Die grauhaarige Schwester in der gläsernen Loge hob lauschend den Kopf. Die Uhr der nahen Kirche schlug. Es war elf. Das große Haus lag still; die breite Vorhalle und die Treppen verschwanden im Halbdunkel. Nur ab und zu hörte man von draußen, von jenseits des kleinen Parks, der das Hospital umgab, das ferne Rollen eines Autos. Durch die offene Glastür drangen die Nachtkühle und der Duft blühender Bäume und Blumenbeete. Es war die Stunde, in der sie leicht ins Träumen geriet. Das hatte Schwester Marion schon immer gern getan. Sie wußte, es war nicht gut für ihren Beruf, und sie nahm sich auch sonst sehr zusammen. Aber um diese Nachtzeit durfte sie es. Während sie sich über die Liste der neu eingelieferten Kranken beugte, hörte sie plötzlich ein Geräusch. Zuerst unbewußt, aber es drang durch ihre Gedanken hindurch und brachte sie in die Wirklichkeit zurück. Es schien, als käme jemand mit nackten Füßen langsam eine Treppe herauf, Schritt für Schritt. Dazwischen lagen Sekunden, und nach jedem Schritt raschelte es, als schleife Papier über den Boden.


von Dan Shocker (nicht Jürgen Grsamück), erschienen am 04.02.1975, Titelbild: ???
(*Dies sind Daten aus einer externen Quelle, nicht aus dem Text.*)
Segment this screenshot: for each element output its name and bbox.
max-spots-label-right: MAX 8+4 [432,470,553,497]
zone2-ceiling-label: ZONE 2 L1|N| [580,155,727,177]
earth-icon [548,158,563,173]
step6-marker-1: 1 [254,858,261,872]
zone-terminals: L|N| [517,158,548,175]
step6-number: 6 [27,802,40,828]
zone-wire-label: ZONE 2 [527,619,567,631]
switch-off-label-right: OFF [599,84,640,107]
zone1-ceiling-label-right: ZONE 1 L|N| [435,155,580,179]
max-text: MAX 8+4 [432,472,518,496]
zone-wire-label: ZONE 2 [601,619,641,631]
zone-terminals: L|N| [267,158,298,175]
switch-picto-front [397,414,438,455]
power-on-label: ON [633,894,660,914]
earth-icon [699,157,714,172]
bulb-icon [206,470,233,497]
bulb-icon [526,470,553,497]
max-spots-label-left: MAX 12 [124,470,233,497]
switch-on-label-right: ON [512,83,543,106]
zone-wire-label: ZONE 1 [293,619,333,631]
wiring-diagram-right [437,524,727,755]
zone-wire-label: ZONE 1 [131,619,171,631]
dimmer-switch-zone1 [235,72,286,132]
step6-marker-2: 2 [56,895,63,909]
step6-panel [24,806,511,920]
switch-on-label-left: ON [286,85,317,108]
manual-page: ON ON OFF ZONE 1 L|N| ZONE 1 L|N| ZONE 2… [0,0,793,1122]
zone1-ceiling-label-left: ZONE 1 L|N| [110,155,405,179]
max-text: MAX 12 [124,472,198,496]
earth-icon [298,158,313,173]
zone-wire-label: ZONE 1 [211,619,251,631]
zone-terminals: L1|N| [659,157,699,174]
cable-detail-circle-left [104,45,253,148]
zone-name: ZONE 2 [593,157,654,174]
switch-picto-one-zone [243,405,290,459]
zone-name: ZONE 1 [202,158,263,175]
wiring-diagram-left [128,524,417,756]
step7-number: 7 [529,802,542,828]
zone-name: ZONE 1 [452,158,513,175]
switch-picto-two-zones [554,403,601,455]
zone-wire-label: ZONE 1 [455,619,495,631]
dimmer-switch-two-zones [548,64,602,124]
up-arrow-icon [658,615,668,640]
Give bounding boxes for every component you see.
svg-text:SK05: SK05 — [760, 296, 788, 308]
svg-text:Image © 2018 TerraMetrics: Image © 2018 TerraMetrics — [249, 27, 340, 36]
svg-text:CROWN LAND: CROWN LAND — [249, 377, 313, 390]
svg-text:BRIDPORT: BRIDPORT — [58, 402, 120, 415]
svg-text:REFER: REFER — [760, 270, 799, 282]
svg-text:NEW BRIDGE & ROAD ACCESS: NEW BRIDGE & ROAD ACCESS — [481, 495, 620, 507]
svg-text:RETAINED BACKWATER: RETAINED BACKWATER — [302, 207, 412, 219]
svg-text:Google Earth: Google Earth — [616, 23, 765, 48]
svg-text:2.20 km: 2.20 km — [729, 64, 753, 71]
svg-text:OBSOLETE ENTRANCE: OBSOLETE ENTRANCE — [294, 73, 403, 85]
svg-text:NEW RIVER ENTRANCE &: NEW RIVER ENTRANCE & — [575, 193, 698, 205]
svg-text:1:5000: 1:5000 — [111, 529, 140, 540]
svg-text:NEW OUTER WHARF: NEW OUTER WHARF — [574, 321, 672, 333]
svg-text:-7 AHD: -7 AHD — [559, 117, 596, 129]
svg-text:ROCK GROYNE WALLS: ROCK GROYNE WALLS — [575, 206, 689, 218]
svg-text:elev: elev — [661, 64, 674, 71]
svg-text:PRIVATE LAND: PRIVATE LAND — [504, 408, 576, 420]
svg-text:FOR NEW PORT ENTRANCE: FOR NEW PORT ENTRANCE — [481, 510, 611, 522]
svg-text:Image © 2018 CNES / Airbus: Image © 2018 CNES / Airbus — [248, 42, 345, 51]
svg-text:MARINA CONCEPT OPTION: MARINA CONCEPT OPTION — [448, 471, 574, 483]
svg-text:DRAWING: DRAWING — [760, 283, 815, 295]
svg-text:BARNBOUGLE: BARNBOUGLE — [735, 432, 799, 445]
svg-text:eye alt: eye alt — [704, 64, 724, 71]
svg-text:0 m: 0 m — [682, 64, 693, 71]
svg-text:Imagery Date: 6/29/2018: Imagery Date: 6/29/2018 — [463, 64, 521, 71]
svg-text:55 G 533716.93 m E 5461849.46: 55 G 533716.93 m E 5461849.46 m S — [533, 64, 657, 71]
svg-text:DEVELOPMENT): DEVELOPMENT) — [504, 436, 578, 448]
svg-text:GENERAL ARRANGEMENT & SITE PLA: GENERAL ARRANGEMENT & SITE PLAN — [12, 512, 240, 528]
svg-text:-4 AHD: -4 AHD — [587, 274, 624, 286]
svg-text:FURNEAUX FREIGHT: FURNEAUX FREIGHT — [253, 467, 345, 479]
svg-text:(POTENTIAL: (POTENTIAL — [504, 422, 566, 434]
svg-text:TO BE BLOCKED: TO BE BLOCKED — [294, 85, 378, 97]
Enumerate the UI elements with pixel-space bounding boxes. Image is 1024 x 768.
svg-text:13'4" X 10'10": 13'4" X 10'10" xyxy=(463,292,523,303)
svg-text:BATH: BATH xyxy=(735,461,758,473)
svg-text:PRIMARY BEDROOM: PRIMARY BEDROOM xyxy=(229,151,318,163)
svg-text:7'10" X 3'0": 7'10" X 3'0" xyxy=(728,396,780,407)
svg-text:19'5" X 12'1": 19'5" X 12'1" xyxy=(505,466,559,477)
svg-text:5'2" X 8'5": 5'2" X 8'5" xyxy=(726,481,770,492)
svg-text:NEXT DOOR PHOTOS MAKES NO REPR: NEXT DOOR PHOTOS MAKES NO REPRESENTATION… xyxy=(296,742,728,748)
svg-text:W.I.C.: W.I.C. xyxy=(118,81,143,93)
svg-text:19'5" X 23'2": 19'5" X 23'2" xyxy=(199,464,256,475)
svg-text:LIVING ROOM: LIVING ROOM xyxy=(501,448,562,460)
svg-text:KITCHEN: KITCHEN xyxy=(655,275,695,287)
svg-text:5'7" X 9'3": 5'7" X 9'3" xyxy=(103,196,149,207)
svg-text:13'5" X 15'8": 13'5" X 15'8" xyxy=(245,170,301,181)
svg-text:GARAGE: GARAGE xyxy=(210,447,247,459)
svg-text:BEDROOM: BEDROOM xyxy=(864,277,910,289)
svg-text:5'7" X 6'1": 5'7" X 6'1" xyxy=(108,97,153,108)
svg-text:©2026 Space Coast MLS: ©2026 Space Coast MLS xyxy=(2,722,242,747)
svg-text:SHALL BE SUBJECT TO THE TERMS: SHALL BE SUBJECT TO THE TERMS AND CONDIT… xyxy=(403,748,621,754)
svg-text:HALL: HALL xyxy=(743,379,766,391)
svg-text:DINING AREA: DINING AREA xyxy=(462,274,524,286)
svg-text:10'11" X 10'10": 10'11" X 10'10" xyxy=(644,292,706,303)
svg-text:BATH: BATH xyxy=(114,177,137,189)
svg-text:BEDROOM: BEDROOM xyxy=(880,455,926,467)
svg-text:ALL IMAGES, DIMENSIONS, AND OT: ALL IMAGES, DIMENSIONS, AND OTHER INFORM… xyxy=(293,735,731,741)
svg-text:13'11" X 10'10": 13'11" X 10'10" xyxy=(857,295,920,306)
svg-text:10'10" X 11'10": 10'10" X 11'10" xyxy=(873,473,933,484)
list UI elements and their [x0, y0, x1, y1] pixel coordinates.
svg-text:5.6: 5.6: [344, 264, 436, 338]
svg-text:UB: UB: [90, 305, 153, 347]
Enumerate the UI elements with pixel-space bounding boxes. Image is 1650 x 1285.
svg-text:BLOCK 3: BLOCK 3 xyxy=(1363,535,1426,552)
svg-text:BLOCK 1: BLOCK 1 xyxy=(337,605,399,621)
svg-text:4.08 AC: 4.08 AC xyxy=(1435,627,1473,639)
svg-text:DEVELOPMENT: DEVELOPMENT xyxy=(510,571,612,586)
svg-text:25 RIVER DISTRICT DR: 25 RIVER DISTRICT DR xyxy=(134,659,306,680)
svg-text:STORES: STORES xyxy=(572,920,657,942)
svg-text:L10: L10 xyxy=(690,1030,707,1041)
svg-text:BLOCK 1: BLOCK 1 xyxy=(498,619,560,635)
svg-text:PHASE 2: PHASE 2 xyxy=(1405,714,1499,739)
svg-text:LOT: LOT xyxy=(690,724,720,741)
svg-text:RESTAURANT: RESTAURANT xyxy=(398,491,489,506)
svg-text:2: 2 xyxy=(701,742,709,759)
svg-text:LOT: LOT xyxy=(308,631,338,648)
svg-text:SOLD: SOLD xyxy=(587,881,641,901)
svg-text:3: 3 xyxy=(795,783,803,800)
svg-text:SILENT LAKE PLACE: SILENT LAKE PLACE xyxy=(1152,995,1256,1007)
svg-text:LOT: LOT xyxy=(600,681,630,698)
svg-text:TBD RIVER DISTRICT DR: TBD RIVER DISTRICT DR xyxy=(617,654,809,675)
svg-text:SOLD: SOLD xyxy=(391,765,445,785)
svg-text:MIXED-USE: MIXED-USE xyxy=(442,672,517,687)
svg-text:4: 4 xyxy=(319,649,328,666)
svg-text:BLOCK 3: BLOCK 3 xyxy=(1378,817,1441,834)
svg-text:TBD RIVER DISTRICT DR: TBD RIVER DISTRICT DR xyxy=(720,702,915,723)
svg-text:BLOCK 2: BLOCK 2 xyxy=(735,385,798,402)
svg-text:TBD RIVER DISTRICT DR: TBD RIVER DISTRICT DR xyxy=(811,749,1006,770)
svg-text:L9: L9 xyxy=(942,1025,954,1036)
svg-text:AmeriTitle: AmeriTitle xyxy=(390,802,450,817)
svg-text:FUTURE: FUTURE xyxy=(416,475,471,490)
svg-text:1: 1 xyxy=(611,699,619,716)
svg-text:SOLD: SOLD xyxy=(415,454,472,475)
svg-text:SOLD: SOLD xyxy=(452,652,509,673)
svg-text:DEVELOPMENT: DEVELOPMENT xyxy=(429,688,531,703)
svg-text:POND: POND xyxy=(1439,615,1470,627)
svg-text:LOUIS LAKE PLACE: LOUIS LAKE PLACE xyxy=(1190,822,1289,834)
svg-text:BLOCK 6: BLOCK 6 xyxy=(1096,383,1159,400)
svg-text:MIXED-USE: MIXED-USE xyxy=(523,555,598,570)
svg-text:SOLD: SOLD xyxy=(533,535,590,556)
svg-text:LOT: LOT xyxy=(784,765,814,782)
Rezension von Florian Hilleberg:


Kurzbeschreibung:
In dem kleinen österreichischen Ort Moolstadt erwachen kürzlich Verstorbene wieder zum Leben. Dabei versuchen sie ihr altes Leben wieder aufzunehmen, doch das neue Leben währt nur kurze Zeit und die lebenden Leichen sterben für immer. Larry Brent befindet sich auf der Durchreise nach Budapest, als er auf die merkwürdigen Vorkommnisse aufmerksam wird und beschließt den Fall aufzuklären. Allzu bald wird er selbst zum Zeugen des grausigen Geschehens und die Angst der Bewohner ist fast körperlich zu fühlen. Hinzu kommt das mysteriöse Verschwinden der Hunde von Moolstadt. Der PSA-Agent steht vor einem Rätsel. Dann geschieht der erste Mord...


Meinung:
Unheimlich beschreibt Dan Shocker das Erwachen der Leichen und die Angst der Bewohner vor einem Fluch. Die bedrückende Atmosphäre überträgt sich unwillkürlich auf den Leser und auch wenn die Leichen nicht aggressiv gegenüber den Lebenden auftreten verbreitet das unheimliche Wiedererwachen ein Gefühl des Schauderns. Besonders als das ertrunkene Mädchen an die Tür ihrer Pflegemutter klopfte war sehr gruselig. Die beginnende Hysterie der Stadtbewohner wurde ebenfalls treffend beschrieben und gekonnt beschreibt der Autor, wie die Angst umschlägt in Wut, als die Menschen endlich glauben einen Schuldigen gefunden zu haben, den sie für die Geschehnisse verantwortlich machen können. Somit beinhaltet der Roman auch einen Hauch Gesellschaftskritik. Der Urheber des Grauens ist dieses Mal auch kein abgrundtief bösartiger Charakter oder ein menschenverachtendes Individuum, sondern ein fehlgeleiteter Mensch mit durchaus noblen Gesinnungen. Der Schreibstil ist zu beginn ein wenig holprig, bedingt durch die schnellen Szenenwechsel, wird aber schnell flüssig und rasant, obwohl die Story mit Action sehr sparsam umgeht. Aber gerade das ist eine Stärke des Romans, der sich hauptsächlich auf eine düster-unheimliche Stimmung konzentriert. Unverständlich bleibt Larrys Verhalten extra ein Telefongespräch nach New York anzumelden, um Bericht zu erstatten. Den hätte er auch mit seinem PSA-Ring durchgeben können, zumal er sowieso einen Rückruf abwarten musste. Auch seine Laserwaffe hatte der Agent scheinbar zu Hause gelassen, denn bei der Belagerung der Burg seines alten Freundes durch die Bewohner von Moolstadt hätte er sich mit der Pistole zumindest Respekt verschaffen können. Doch die Smith & Wesson-Laser wird nicht mal erwähnt. Fazit: Ein unheimlicher, spannender Thriller, weitab von gängigen Zombie-Klischees mit einer raffinierten Hintergrundgeschichte und nur kleinen Schwächen und Ungereimtheiten.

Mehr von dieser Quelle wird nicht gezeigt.